Kontrol Technologies Corp. (Cboe CA:KNR) (OTCQB:KNRLF) (FSE:1K8) (“Kontrol” or the “Company”) provides a corporate update.
The Company has entered into a definitive Asset Purchase Agreement for the sale of all the operational assets and the assumption of certain liabilities of its wholly owned operating subsidiary CEM Specialties Inc. (CEMSI) (the “CEMSI Sale”). The financial closing date is anticipated to be June 21, 2024. The sale price is $16.25 million minus estimated post-closing adjustments and Kontrol will retain net working capital estimated at $1. 25 million. The total estimated proceeds to Kontrol including retained working capital is approximately $17.3 million.
Consideration at financial closing are cash proceeds of approximately $16 million minus customary adjustment and indemnity holdbacks totaling $1.2 million and closing costs. Kontrol anticipates collecting the retained net working capital over approximately 90 days.

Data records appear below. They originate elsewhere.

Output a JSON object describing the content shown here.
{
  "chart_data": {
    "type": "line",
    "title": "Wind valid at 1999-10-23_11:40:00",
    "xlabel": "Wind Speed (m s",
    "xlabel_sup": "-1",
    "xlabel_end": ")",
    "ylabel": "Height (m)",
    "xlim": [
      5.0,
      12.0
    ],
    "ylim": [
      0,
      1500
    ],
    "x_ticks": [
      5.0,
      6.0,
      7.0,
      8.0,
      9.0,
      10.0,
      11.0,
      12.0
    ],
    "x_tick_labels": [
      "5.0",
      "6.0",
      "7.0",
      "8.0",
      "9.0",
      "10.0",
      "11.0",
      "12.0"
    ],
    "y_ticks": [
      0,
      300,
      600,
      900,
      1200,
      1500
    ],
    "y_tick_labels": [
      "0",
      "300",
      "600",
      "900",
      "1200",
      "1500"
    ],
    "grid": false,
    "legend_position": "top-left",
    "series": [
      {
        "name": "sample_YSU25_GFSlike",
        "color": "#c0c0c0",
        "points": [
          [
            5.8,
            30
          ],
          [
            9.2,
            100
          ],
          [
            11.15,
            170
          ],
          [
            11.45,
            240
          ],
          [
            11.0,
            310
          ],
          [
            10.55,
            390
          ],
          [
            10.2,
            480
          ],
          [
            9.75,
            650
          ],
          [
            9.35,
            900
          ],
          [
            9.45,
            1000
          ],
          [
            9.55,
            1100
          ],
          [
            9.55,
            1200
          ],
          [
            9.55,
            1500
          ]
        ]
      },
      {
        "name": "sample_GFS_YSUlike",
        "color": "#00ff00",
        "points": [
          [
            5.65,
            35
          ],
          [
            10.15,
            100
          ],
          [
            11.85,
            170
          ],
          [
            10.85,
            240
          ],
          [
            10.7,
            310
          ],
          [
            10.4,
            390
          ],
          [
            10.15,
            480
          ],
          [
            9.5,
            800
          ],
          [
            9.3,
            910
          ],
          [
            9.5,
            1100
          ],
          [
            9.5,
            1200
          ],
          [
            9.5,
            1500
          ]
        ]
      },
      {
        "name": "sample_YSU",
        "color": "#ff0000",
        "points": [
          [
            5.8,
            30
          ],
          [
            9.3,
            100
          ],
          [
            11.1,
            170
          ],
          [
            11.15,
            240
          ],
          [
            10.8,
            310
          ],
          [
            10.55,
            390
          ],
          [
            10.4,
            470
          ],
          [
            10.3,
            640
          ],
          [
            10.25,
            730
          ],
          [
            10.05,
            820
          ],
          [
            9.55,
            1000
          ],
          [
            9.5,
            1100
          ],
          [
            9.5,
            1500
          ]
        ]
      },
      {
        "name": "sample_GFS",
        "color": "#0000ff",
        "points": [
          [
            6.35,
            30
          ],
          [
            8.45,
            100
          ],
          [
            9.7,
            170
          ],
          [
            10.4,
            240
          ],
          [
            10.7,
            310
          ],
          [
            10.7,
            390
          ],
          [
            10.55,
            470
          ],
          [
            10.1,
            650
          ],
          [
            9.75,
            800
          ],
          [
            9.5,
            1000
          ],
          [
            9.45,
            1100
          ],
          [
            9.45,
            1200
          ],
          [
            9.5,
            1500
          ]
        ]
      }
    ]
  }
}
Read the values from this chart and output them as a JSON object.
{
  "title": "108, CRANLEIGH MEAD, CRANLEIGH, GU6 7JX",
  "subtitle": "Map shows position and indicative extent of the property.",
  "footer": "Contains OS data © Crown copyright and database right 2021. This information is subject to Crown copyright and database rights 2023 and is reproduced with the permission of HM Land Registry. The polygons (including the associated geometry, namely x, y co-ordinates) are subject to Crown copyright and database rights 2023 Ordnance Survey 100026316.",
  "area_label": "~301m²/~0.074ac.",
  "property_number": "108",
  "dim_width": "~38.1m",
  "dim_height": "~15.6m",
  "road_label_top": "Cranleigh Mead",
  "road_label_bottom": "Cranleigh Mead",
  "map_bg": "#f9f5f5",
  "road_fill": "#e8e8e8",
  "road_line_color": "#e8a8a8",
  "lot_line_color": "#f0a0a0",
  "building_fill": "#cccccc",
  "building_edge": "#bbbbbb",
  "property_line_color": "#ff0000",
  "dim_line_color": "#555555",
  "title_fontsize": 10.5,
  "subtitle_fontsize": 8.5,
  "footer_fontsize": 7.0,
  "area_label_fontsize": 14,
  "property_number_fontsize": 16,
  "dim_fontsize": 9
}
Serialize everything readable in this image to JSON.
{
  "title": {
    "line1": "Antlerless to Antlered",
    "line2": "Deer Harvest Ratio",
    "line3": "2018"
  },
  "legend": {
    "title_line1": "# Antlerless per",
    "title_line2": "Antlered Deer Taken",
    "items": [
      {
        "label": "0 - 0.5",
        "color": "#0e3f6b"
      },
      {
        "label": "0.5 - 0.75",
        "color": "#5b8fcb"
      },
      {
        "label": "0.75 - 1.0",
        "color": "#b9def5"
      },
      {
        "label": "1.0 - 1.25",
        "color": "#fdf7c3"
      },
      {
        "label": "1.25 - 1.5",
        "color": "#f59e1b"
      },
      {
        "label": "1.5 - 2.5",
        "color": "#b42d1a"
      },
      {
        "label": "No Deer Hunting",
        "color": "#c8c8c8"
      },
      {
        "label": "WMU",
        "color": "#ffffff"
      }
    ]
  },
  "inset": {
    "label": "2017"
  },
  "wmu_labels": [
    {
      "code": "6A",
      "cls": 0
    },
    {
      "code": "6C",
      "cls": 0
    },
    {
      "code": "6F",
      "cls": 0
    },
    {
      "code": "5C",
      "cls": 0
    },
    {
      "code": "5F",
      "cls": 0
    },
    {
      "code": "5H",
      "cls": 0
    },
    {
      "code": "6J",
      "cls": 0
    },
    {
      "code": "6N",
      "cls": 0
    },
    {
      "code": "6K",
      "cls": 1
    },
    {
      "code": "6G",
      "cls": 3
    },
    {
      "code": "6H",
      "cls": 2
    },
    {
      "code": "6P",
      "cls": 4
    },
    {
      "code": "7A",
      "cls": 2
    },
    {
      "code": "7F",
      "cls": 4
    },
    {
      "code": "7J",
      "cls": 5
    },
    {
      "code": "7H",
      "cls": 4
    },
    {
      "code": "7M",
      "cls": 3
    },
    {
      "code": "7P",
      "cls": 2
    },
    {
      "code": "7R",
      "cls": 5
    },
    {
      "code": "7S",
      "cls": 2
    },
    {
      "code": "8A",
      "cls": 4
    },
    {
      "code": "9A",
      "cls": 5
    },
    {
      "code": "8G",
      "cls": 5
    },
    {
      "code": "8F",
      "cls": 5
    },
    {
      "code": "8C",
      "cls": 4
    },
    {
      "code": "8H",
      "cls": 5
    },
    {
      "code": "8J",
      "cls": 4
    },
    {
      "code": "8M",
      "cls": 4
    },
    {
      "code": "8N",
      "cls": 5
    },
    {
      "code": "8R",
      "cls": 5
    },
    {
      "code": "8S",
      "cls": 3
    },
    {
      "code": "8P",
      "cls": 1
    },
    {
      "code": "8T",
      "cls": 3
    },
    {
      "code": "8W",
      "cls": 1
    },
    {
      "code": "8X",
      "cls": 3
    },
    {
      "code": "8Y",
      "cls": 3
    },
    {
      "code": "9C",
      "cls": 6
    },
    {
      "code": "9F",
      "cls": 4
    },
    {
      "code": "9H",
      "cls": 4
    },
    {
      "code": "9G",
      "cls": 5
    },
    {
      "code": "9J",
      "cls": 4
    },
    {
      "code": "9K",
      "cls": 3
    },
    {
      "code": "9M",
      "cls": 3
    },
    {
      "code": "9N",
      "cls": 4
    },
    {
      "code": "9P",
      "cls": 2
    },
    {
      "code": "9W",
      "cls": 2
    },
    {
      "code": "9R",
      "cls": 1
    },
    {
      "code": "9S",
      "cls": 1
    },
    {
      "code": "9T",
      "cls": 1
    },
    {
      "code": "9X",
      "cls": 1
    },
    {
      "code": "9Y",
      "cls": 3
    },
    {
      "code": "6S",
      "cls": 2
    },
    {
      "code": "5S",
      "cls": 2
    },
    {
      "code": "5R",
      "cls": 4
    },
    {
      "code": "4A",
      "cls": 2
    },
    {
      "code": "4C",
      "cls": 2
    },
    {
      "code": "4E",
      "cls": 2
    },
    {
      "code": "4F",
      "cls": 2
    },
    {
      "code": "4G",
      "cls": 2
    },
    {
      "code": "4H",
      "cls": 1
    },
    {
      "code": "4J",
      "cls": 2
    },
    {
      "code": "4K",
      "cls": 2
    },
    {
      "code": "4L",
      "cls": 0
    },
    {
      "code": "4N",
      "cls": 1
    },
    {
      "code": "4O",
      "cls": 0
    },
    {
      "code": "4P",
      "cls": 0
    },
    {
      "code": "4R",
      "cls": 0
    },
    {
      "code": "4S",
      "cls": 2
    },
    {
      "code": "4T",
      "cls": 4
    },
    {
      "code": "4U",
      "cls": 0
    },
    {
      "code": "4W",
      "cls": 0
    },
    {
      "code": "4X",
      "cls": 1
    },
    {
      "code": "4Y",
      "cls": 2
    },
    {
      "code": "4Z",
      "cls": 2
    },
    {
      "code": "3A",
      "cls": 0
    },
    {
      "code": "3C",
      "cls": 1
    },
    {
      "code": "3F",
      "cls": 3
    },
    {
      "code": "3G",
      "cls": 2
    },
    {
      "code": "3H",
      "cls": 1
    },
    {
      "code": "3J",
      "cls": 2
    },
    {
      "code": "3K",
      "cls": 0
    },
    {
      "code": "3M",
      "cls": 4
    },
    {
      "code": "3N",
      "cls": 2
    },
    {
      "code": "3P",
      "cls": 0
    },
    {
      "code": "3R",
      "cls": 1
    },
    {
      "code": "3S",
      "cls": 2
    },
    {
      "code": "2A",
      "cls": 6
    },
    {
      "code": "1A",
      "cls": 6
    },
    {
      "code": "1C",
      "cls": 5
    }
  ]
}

The purchaser is a large USA based industrial emissions company with operations in the USA and Canada.
The Company will use the proceeds from the CEMSI Sale to accelerate organic growth in its recurring revenue “sustainable buildings” platform (which includes HVAC services, energy optimization and Greenhouse Gas reduction) and to add accretive acquisitions and for general corporate purposes.
“The Company will have a substantial cash position to grow its sustainable buildings platform and we are well positioned in a rapidly growing market sector,” says Paul Ghezzi, CEO of Kontrol Technologies. “Based on the value of this transaction the Kontrol Board is pleased to complete this sale as the value received represents a significant premium to book value.”
The Company’s sustainable buildings platform operates with a gross margin of approximately 50% and customers include REITS, municipalities, property managers and industrial buildings. The Company is currently reviewing multiple potential acquisition opportunities but has not entered into any definitive acquisition agreements currently. The Company will target potential business acquisitions with recurring revenues and Gross Margins in the range of 40% to 60%.
The Company will retain its BioCloud technology patents and will seek opportunities to monetize those patents through an independent sale or potential joint venture.
As part of the CEMSI Sale, the Company will amalgamate CEMSI and Kontrol Energy Group, both wholly owned subsidiaries, into Kontrol Technologies Corp. The completion of the CEMSI Sale is conditional on customary approvals.
Kontrol Technologies Corp.
Kontrol Technologies Corp., a Canadian public company, is a leader in smart buildings and cities and provides solutions and services to its customers to improve energy management, monitor continuous emissions and accelerate the sustainability of all buildings.
Additional information about Kontrol Technologies Corp. can be found on its website at www.kontrolcorp.com and by reviewing its profile on SEDAR+ at www.sedarplus.ca.
Neither IIROC nor any stock exchange or other securities regulatory authority accepts responsibility for the adequacy or accuracy of this release.
Forward-Looking Statements
This news release contains “forward-looking information” within the meaning of applicable securities laws. All statements contained herein that are not clearly historical in nature may constitute forward-looking information. In some cases, forward-looking information can be identified by words or phrases such as “may”, “will”, “expect”, “likely”, “should”, “would”, “plan”, “anticipate”, “intend”, “potential”, “proposed”, “estimate”, “believe” or the negative of these terms, or other similar words, expressions, and grammatical variations thereof, or statements that certain events or conditions “may” or “will” happen, or by discussions of strategy. Forward-looking information contained in this press releases includes, but is not limited to, the following: the potential benefits of selling its wholly owned subsidiary; the future operations of the Company; the ability to monetize the BioCloud patents and the Company’s ability to make accretive acquisitions.
Where Kontrol expresses or implies an expectation or belief as to future events or results, such expectation or belief is based on assumptions made in good faith and believed to have a reasonable basis. Such assumptions include, without limitation, that the Company will have sufficient financial and other resources to fulfil expectations with respect to future operations and meet contractual payment obligations.
Accordingly, undue reliance should not be placed on forward-looking statements and the forward-looking statements contained in this press release are expressly qualified in their entirety by this cautionary statement. The forward-looking statements contained herein are made as at the date hereof and are based on the beliefs, estimates, expectations, and opinions of management on such date. Kontrol does not undertake any obligation to update publicly or revise any such forward-looking statements or any forward-looking statements contained in any other documents whether as a result of new information, future events or otherwise or to explain any material difference between subsequent actual events and such forward-looking information, except as required under applicable securities law. Readers are cautioned to consider these and other factors, uncertainties, and potential events carefully and not to put undue reliance on forward-looking information.